Everybody, at some point in their lives, considers the idea that everything is meaningless.
I might be wrong about that, I suppose – perhaps there are a handful of souls out there blessed and/or innocent enough that they drift off to sleep at night untroubled by even the faint shadow of the fear that maybe it’s even worse than having made a fool of yourself at that party, or having been rejected by that beautiful person you loved so, or having no one to call on the blackest night of your life when there is only you and your thoughts and some questionable life choices in substance form, maybe none of this actually matters at all.
But if those folks exist, I don’t think I’ve ever met one.
I can only assume that David Prior’s had such thoughts quite regularly, based on his The Empty Man – a horror movie that I’m led to understand sells a rather different experience in the trailer than the one we actually get.
We open with a surprisingly-lengthy prologue in Bhutan, in which one of a small group of hikers has an encounter in a disturbing cavern that leaves him…injured? Semi-catatonic? Possessed? His friends can’t be sure, but let’s just say that when they all become stranded on the mountain overnight things Do Not Go Well for them. (I do not consider this a spoiler; this is a horror movie prologue, after all, and these are infamous for presenting us with characters who may not be with us all that long.)
From there, though, we transition abruptly to…Missouri (I cannot pretend I was not a little disappointed; how often do I get to see media products of any sort set in Bhutan?) Here the film introduces our true protagonist – James, a Broken Ex-Cop with one of those backstories one seems to require to become a Broken Ex-Cop. (You know the ones; they usually involve one or more dead family members and/or moments of personal weakness that leave our hero with lingering guilt.) We see him hang out briefly with a neighbor’s kid, a relatively ordinary-seeming teen except for the part where she seems very into the idea that perhaps none of our thoughts and ideas are really ours, that they are fed, or perhaps channeled, to us from some other place or being.
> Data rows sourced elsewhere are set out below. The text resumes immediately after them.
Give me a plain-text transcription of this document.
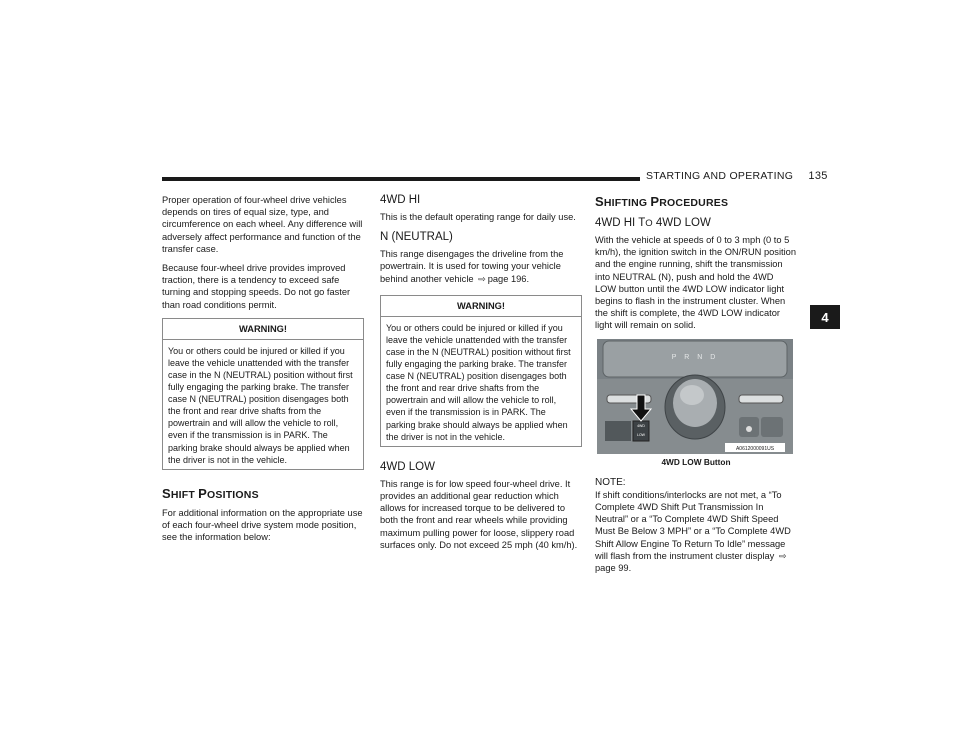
STARTING AND OPERATING 135
4

Proper operation of four-wheel drive vehicles depends on tires of equal size, type, and circumference on each wheel. Any difference will adversely affect performance and function of the transfer case.

Because four-wheel drive provides improved traction, there is a tendency to exceed safe turning and stopping speeds. Do not go faster than road conditions permit.

WARNING!
You or others could be injured or killed if you leave the vehicle unattended with the transfer case in the N (NEUTRAL) position without first fully engaging the parking brake. The transfer case N (NEUTRAL) position disengages both the front and rear drive shafts from the powertrain and will allow the vehicle to roll, even if the transmission is in PARK. The parking brake should always be applied when the driver is not in the vehicle.
SHIFT POSITIONS

For additional information on the appropriate use of each four-wheel drive system mode position, see the information below:

4WD HI

This is the default operating range for daily use.

N (NEUTRAL)

This range disengages the driveline from the powertrain. It is used for towing your vehicle behind another vehicle ⇨ page 196.

WARNING!
You or others could be injured or killed if you leave the vehicle unattended with the transfer case in the N (NEUTRAL) position without first fully engaging the parking brake. The transfer case N (NEUTRAL) position disengages both the front and rear drive shafts from the powertrain and will allow the vehicle to roll, even if the transmission is in PARK. The parking brake should always be applied when the driver is not in the vehicle.
4WD LOW

This range is for low speed four-wheel drive. It provides an additional gear reduction which allows for increased torque to be delivered to both the front and rear wheels while providing maximum pulling power for loose, slippery road surfaces only. Do not exceed 25 mph (40 km/h).

SHIFTING PROCEDURES
4WD HI TO 4WD LOW

With the vehicle at speeds of 0 to 3 mph (0 to 5 km/h), the ignition switch in the ON/RUN position and the engine running, shift the transmission into NEUTRAL (N), push and hold the 4WD LOW button until the 4WD LOW indicator light begins to flash in the instrument cluster. When the shift is complete, the 4WD LOW indicator light will remain on solid.

P R N D
4WD
LOW
A0612000091US
4WD LOW Button

NOTE:

If shift conditions/interlocks are not met, a “To Complete 4WD Shift Put Transmission In Neutral” or a “To Complete 4WD Shift Speed Must Be Below 3 MPH” or a “To Complete 4WD Shift Allow Engine To Return To Idle” message will flash from the instrument cluster display ⇨page 99.
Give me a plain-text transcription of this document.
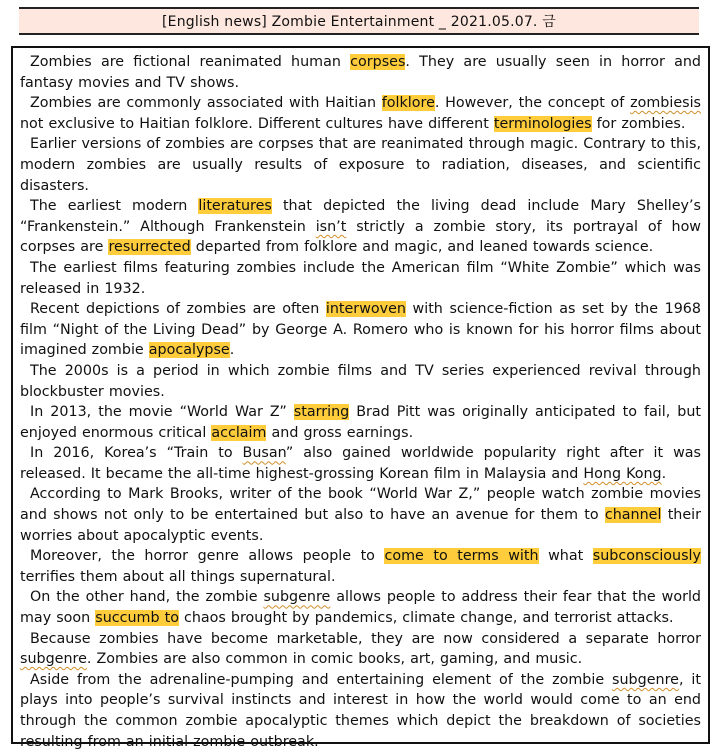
[English news] Zombie Entertainment _ 2021.05.07. 금

Zombies are fictional reanimated human corpses. They are usually seen in horror and fantasy movies and TV shows.

Zombies are commonly associated with Haitian folklore. However, the concept of zombiesis not exclusive to Haitian folklore. Different cultures have different terminologies for zombies.

Earlier versions of zombies are corpses that are reanimated through magic. Contrary to this, modern zombies are usually results of exposure to radiation, diseases, and scientific disasters.

The earliest modern literatures that depicted the living dead include Mary Shelley’s “Frankenstein.” Although Frankenstein isn’t strictly a zombie story, its portrayal of how corpses are resurrected departed from folklore and magic, and leaned towards science.

The earliest films featuring zombies include the American film “White Zombie” which was released in 1932.

Recent depictions of zombies are often interwoven with science-fiction as set by the 1968 film “Night of the Living Dead” by George A. Romero who is known for his horror films about imagined zombie apocalypse.

The 2000s is a period in which zombie films and TV series experienced revival through blockbuster movies.

In 2013, the movie “World War Z” starring Brad Pitt was originally anticipated to fail, but enjoyed enormous critical acclaim and gross earnings.

In 2016, Korea’s “Train to Busan” also gained worldwide popularity right after it was released. It became the all-time highest-grossing Korean film in Malaysia and Hong Kong.

According to Mark Brooks, writer of the book “World War Z,” people watch zombie movies and shows not only to be entertained but also to have an avenue for them to channel their worries about apocalyptic events.

Moreover, the horror genre allows people to come to terms with what subconsciously terrifies them about all things supernatural.

On the other hand, the zombie subgenre allows people to address their fear that the world may soon succumb to chaos brought by pandemics, climate change, and terrorist attacks.

Because zombies have become marketable, they are now considered a separate horror subgenre. Zombies are also common in comic books, art, gaming, and music.

Aside from the adrenaline-pumping and entertaining element of the zombie subgenre, it plays into people’s survival instincts and interest in how the world would come to an end through the common zombie apocalyptic themes which depict the breakdown of societies resulting from an initial zombie outbreak.
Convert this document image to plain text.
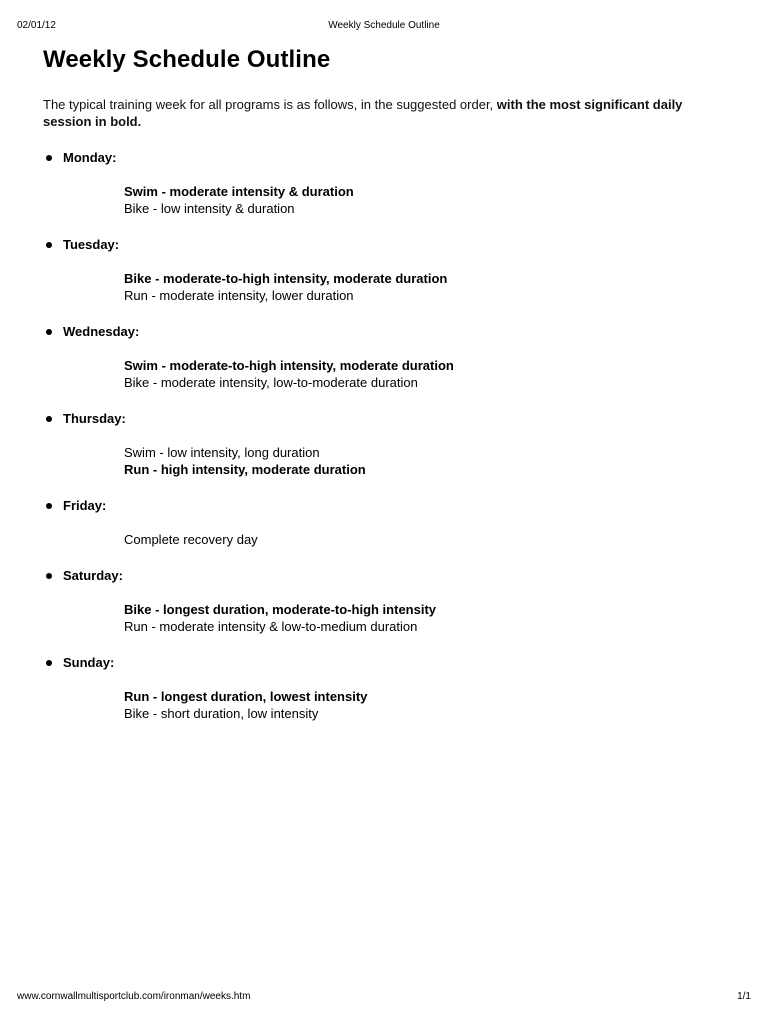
02/01/12	Weekly Schedule Outline
Weekly Schedule Outline

The typical training week for all programs is as follows, in the suggested order, with the most significant daily session in bold.

Monday:
Swim - moderate intensity & duration
Bike - low intensity & duration
Tuesday:
Bike - moderate-to-high intensity, moderate duration
Run - moderate intensity, lower duration
Wednesday:
Swim - moderate-to-high intensity, moderate duration
Bike - moderate intensity, low-to-moderate duration
Thursday:
Swim - low intensity, long duration
Run - high intensity, moderate duration
Friday:
Complete recovery day
Saturday:
Bike - longest duration, moderate-to-high intensity
Run - moderate intensity & low-to-medium duration
Sunday:
Run - longest duration, lowest intensity
Bike - short duration, low intensity
www.cornwallmultisportclub.com/ironman/weeks.htm	1/1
And then she disappears, her mother makes a plea for help, and we’re off to the races for a sort of smoky cocktail of urban legendry, oddly pleasant cults and their nihilistic leanings, and of course an exploration of our hero’s personal history and the truth(s) thereof.
It’s one of those movies about which I have some mixed feelings, I think. James Badge Dale as James is great – relatable, surprisingly funny at times. The visuals are well-executed and many scenes feature little easter-egg clues for those who are watching closely. There are several well-executed moments of surreal creepiness. The central conceits about meaninglessness and/or free will are uncommon and it’s interesting to see the way they’re handled here.
On the other hand: This film needs an editor. Or perhaps, as one of the reviews we looked at afterward suggested, it needs to be a TV miniseries instead of a movie. I love a slow burn, but this burn is very slow, more of a smolder much of the time. And yet, somehow, there is also so much going on: now it feels a bit like I Know What You Did Last Summer, now we have a bit that feels almost Midsommar-adjacent except for, well, the darkness of everything…And then there is the ending, which I could easily see inciting some rage in some viewers but does make sense with the other things the story’s trying to do, even if the reveals therein could maybe have done with a little more spacing between them.
The vibe I came away from this with most strongly, though? “Watching a game of Call of Cthulhu at the tabletop, only there’s just one player for some reason.” The way threads are picked up and then put down, the way there’s somehow simultaneously a couple of strong central ideas and kind of a jumble of things all round them, the way our protagonist is so very central to things (even, at one point, apparently encountering an urban legend in a way that would seem to “break the rules”). You can hear in your head the Keeper calling for a Sanity roll every so often.
Or, well, I can, because I am a giant nerd.
Should you watch it, hypothetical reader? Perhaps. Do you like the idea of sitting at the tabletop with a bowl of popcorn and a beverage, watching a player get themselves into all sorts of shit? Does the idea of an attractively-if-slightly-messily-presented meditation on meaninglessness appeal to you? Then go for it.